A Spam mail by definition is a mail that has been sent un-solicited and in bulk to many people at one time. A Spam filter is a software which processes incoming mails and blocks out such spam mails.
Spam Filtering software are of various types, and can be broadly classified as Client side filters and Server side filters.
This filter written in Python script belongs to a server side spam filter which can be used to filter all mails coming to the server.
The spam filter follows various rules and principles to mark a particular mail as spam. The current filter uses a rule to check for percentage of html content in each line and if the percentage is over 60 % then its marked as spam.
However this may not be a very effective way to either block spam or prevent legitimate mails from being marked as spam.
For example a plain text based spam mail will easily pass through this spam filter while a legitimate newsletter or an HTML based invitation mail will be blocked by the spam filter as it would have more than 60 % of html content.
To further improve the effectiveness of the spam filter the following techniques or methods could be implemented.
Black lists:
The spam filter can be programmed to look up a database of spam email addresses to see if the sender of the mail is listed on the black list and if so can block the mail as spam. Email users can mark a particular email sender as a spammer and add it to the black list, and henceforth any mails from the same email address will be treated as spam.
However now a days spammers use different email addresses to send out the mails so that they don’t get blocked, another approach would be to also store the IP address of the sender in the blacklist, this will definitely help make the spam filter more efficient.
White list:
A white list is the reverse of a black list where valid email addresses or valid IP addresses are entered into a white list database, and the spam filter can be programmed to check to see if the email sender’s email address or IP is listed in the white list and then consider it to be a legitimate mail. One drawback of just a system would be that it will allow emails from only known people and would not allow mails from any new source to come in.
Subscribing to Real time Spam Black Lists (RBL):
Real time Spam Blacklists are usually community driven central database of all known spammers and spam related activities. RBLs constantly updates its database of the known spammers and the IP addresses of servers from where spam is originating. The Python script can subscribe to this listing and block any mails that are originating from an IP address that is listed. This will avoid the need to constantly update our local black list with the list of new spammers or spammers who have changed their information. Since the RBLs are mostly community driven they contain the most updated spam information.
Some of the RBL we can subscribe to are: Spamhaus Block List (SBL), Arbitrary Black Hole List (ABL), VOX DNSBL etc.
Language Specific Filtering:
The Python script can check for the language of the email and depending on the native language setting for the user block out mails that do not match his language settings.. This is ideal to block out mails originating from countries like China and Korea which comprise of a majority of spam mails that a user receives.

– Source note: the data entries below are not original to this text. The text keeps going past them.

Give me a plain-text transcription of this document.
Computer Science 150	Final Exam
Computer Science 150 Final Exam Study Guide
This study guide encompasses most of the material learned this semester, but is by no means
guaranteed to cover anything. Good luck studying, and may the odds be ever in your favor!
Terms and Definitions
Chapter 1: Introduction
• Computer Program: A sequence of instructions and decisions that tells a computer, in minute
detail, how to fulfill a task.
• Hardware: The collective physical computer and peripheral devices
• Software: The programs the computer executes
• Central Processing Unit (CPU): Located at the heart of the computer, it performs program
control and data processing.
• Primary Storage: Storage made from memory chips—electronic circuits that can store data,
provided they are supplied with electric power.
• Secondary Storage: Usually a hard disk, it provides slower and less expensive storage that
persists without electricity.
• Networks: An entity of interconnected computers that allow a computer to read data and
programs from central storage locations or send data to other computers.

Country Specific Filtering:
A technique used by some of the spam filtering software is to identity countries from where most of the spam is generated and simply block mails originating from that country. However this is not a very fool proof method and a very large percentage of legitimate mails are blocked or marked as spam.
Content Specific Filtering:
The script can scan through the subject and mail body of the mails and search for words which would hint at the email being a spam email.

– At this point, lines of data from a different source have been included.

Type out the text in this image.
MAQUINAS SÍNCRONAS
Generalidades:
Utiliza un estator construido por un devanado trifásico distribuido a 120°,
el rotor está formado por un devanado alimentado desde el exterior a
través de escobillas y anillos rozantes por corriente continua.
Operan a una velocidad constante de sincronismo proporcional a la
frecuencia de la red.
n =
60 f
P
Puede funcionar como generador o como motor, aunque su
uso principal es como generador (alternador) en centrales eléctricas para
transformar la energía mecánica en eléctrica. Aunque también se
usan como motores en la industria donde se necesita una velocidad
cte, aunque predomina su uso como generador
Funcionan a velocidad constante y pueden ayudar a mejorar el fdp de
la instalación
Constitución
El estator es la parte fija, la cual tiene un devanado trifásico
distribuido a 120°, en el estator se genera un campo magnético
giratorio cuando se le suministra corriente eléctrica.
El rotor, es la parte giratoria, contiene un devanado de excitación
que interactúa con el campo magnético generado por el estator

The list of keywords can be stored in a database, and constantly updated with keywords and phrases based on the nature of spam mails being sent out. While implementing a content specific filter its important to list the keywords along with its variations. For example spammers advertising Viagra many a times misspell the work on purpose to by pass the spam filters.
Blocking Anonymous Sender:
The script can read the header information of each mail and any mail where the sender’s name is absent or seems to be obscured can be marked as spam. In most cases a spammer doesn’t want to reveal his true identity and hence tries various ways to hide his information like email address, server IP address etc. the script can look for such obscured headers and easily block the mails as spam.
Rule Based Scoring System:
This is one of the most popular methods of filtering out spam; this technique involves defining a set of rules and allocating a scoring system for each occurrence. For example, the script can allocate a +2 point for every occurrence of the word “Discount” or a +5 points for every occurrence and variation of the word “Viagra” , after running through all the rules and calculating the points each mail scores, the script can decide if the mail can be
Using Bayesian Theorem:
The Bayesian theory is evolving as one of the most fool-proof methods of preventing spam. The Bayesian theory tries to estimate the probability of an event happening based on its occurrence in the past. Adding the Bayesian algorithm to the Python script will involve advanced programming skills where the filter would need to be customized for individual mail boxes. Practical results have shown that a spam filter based on the Bayesian theorem, improves over a period of time and can effectively block up to 99% of the spam with a very low percentage of marking a legitimate mail as spam.
Thus it can be seen that with the evolving methods and techniques of sending out spam the spam filter will need to use one or more methods to prevent spam from entering the mail boxes. Over and above the spam filter would need to constantly evolve and be scalable to incorporate new features or rules to effectively prevent spam.